Why are residence halls so important to our efforts?

Three reasons, among many:

First, quite simply, our students do better -- much better -- when they live on campus, when they can become part of a vibrant university life, and when they are able to more readily reach out to faculty and staff, who help nurture their progress.

In fact, students who live on campus have a retention rate some 20 percentage points higher than those students who live elsewhere -- nearly 90 percent compared to 68 percent. That's a significant difference and serves to underscore why our efforts have a sense of urgency attached to them.

We simply do not have the space today to accommodate more students living on campus in the kind of collaborative, high-tech environment they desire and deserve.

The imperative and need are clear: today, we operate about 6,000 residence hall beds on campus. Only about 600 of them provide the modern living and learning space that students expect. In fact, we have a waiting list each year -- a few thousand students long -- for the four modern residence halls that are in place at UK.

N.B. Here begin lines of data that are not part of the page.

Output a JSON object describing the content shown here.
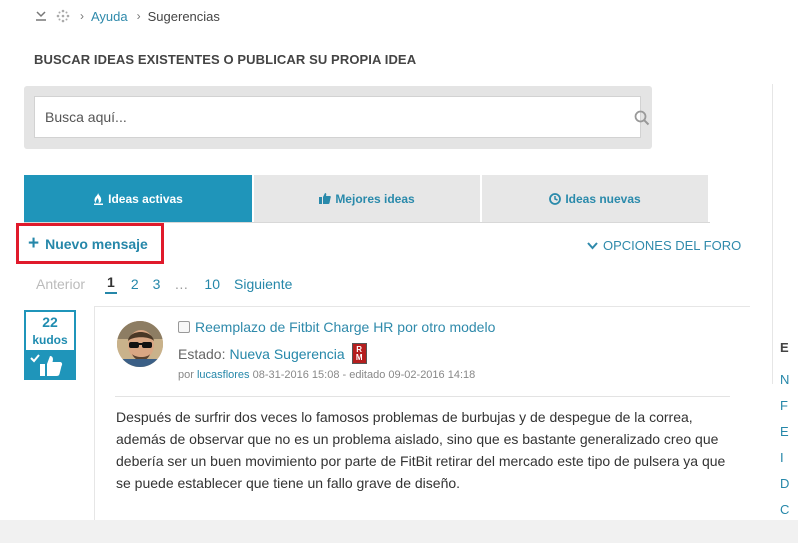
{
  "breadcrumb": {
    "items": [
      {
        "label": "Ayuda",
        "link": true
      },
      {
        "label": "Sugerencias",
        "link": false
      }
    ]
  },
  "page_title": "BUSCAR IDEAS EXISTENTES O PUBLICAR SU PROPIA IDEA",
  "search": {
    "placeholder": "Busca aquí...",
    "value": ""
  },
  "tabs": [
    {
      "label": "Ideas activas",
      "icon": "flame-icon",
      "active": true
    },
    {
      "label": "Mejores ideas",
      "icon": "thumbs-up-icon",
      "active": false
    },
    {
      "label": "Ideas nuevas",
      "icon": "clock-icon",
      "active": false
    }
  ],
  "new_message": {
    "label": "Nuevo mensaje",
    "highlight_color": "#e01a2b"
  },
  "forum_options": {
    "label": "OPCIONES DEL FORO"
  },
  "pagination": {
    "prev": "Anterior",
    "pages": [
      "1",
      "2",
      "3"
    ],
    "ellipsis": "…",
    "last": "10",
    "next": "Siguiente",
    "current": "1"
  },
  "post": {
    "kudos": {
      "count": "22",
      "label": "kudos"
    },
    "title": "Reemplazo de Fitbit Charge HR por otro modelo",
    "status_label": "Estado:",
    "status_value": "Nueva Sugerencia",
    "status_badge": {
      "top": "R",
      "bottom": "M"
    },
    "meta_prefix": "por",
    "author": "lucasflores",
    "date": "08-31-2016 15:08",
    "edited": "- editado 09-02-2016 14:18",
    "body": "Después de surfrir dos veces lo famosos problemas de burbujas y de despegue de la correa, además de observar que no es un problema aislado, sino que es bastante generalizado creo que debería ser un buen movimiento por parte de FitBit retirar del mercado este tipo de pulsera ya que se puede establecer que tiene un fallo grave de diseño."
  },
  "sidebar_clipped": {
    "heading": "E",
    "items": [
      "N",
      "F",
      "E",
      "I",
      "D",
      "C"
    ]
  },
  "colors": {
    "accent": "#1f95ba",
    "link": "#2587a9",
    "tab_inactive": "#e7e7e7"
  }
}
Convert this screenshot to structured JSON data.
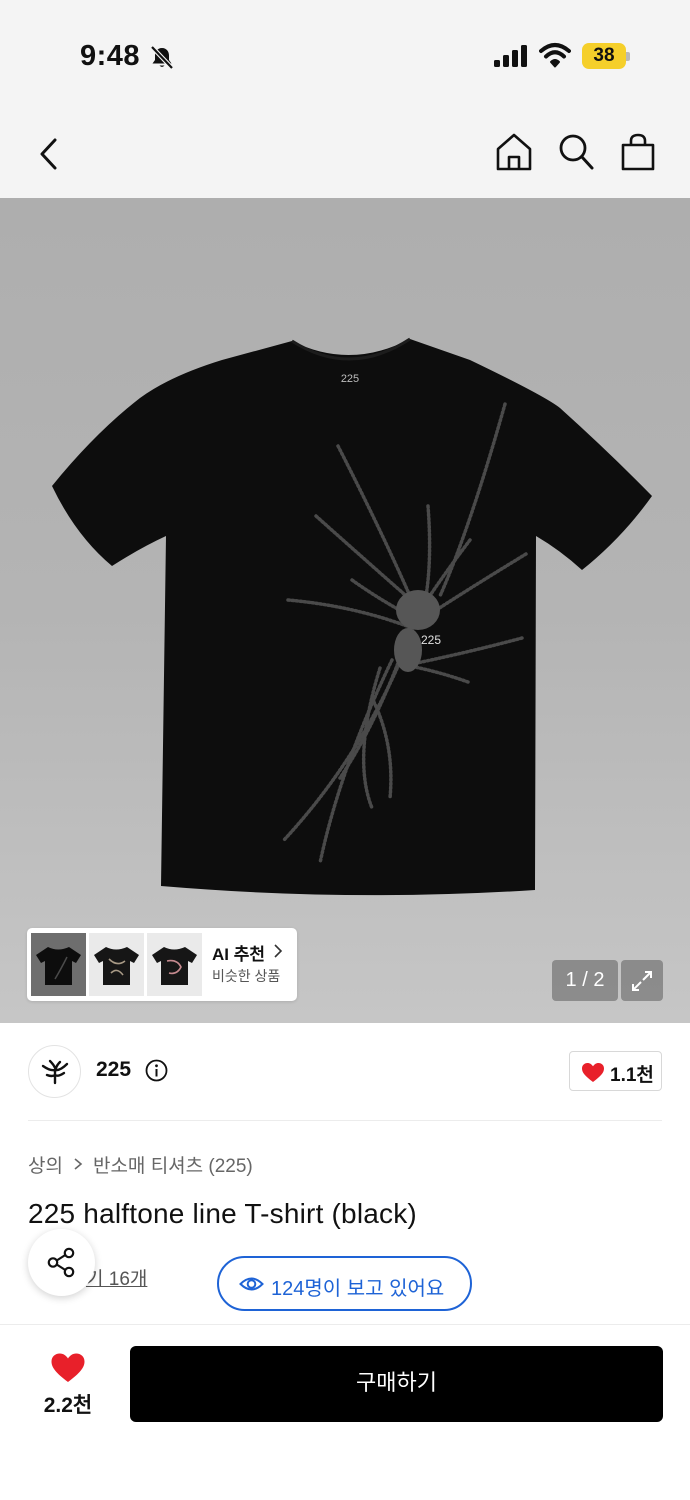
{
  "status_bar": {
    "time": "9:48",
    "battery_level": "38",
    "icons": [
      "bell-slash-icon",
      "signal-icon",
      "wifi-icon",
      "battery-icon"
    ]
  },
  "nav": {
    "icons": [
      "chevron-left-icon",
      "home-icon",
      "search-icon",
      "shopping-bag-icon"
    ]
  },
  "gallery": {
    "shirt_collar_label": "225",
    "shirt_print_label": "225",
    "page_counter": "1 / 2",
    "ai_recommend": {
      "title": "AI 추천",
      "subtitle": "비슷한 상품"
    }
  },
  "brand": {
    "name": "225",
    "like_count": "1.1천"
  },
  "breadcrumb": {
    "category": "상의",
    "subcategory": "반소매 티셔츠 (225)"
  },
  "product": {
    "title": "225 halftone line T-shirt (black)",
    "review_link": "기 16개",
    "viewers_text": "124명이 보고 있어요"
  },
  "bottom_bar": {
    "like_count": "2.2천",
    "buy_label": "구매하기"
  },
  "colors": {
    "accent_blue": "#1e63d6",
    "heart_red": "#e8202a",
    "battery_yellow": "#f5cf2a",
    "buy_button": "#000000"
  }
}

Second, we live in a highly competitive environment when it comes to recruiting students. We've been highly successful in those efforts, with larger, more diverse and highly qualified classes in recent years than at any time in our history.

But we must continue our progress, if we are to fulfill the obligations we have to students and Kentucky.

Universities across the country -- including many of those that we compete with for students -- are investing in the living spaces that students and families have come to expect. Universities across the country, in fact, and particularly in the South, are recruiting some of our best and brightest students with the allure of high-tech living and learning spaces.

And it's not simply a matter of better amenities, although those are an attraction with new residence halls. We are looking to design these new residence halls in ways that support student success, with space for study, collaborative work, teaching and learning.  These dorms will support excellence in undergraduate education.  

This environment is the competitive landscape in which we recruit students and families. It's a fact of life, one that is vital to our ability to continue our ascent as an institution moving forward.

Third, we are pursuing a public-private partnership -- like the one we are exploring with Education Realty Trust (EdR) – because our capital infrastructure needs for instruction, research, and student support space are so great across our campus. By pursuing a partnership with a private developer, we get access to this private company’s financial resources to help us build new residence halls and focus our own resources – generated through innovative programs or philanthropy – on other vital campus infrastructure projects.

EdR, for instance, is offering hundreds of millions of dollars in financing -- 100 percent equity financing -- to come in and rebuild and manage our campus housing stock. That would save us significant resources internally to pay for and manage the debt associated with renovating and building classroom and desperately needed research space. Because of this creative partnership, we will not be in the position of choosing dorms over classrooms and labs. On the contrary, we will be able to move forward with new academic space as well as new residential halls.

We should not wait until tomorrow to do what needs to be done for our students and our campus today.

At each step along the way, we will continue to act in a transparent and prudent way,  moving forward in a manner that serves the best interests of both the university and our students. 

At important points in the process, I will keep you informed about our progress.

We know that we live in a “new normal” – a period of time in which we have to find innovative and creative strategies to earn our way and fuel our ambitions for the Commonwealth. The economic landscape requires us to work in more collaborative and efficient ways to move forward as we seek to honor the Kentucky Promise that marked our founding.

That Promise, I believe, is as strong and relevant today as it was nearly 150 years ago. After spending time with you in such thoughtful and stimulating conversation in the last eight months, I know that you believe that, too.

Thank you for all you continue to do to make the Promise real for another generation of Kentuckians.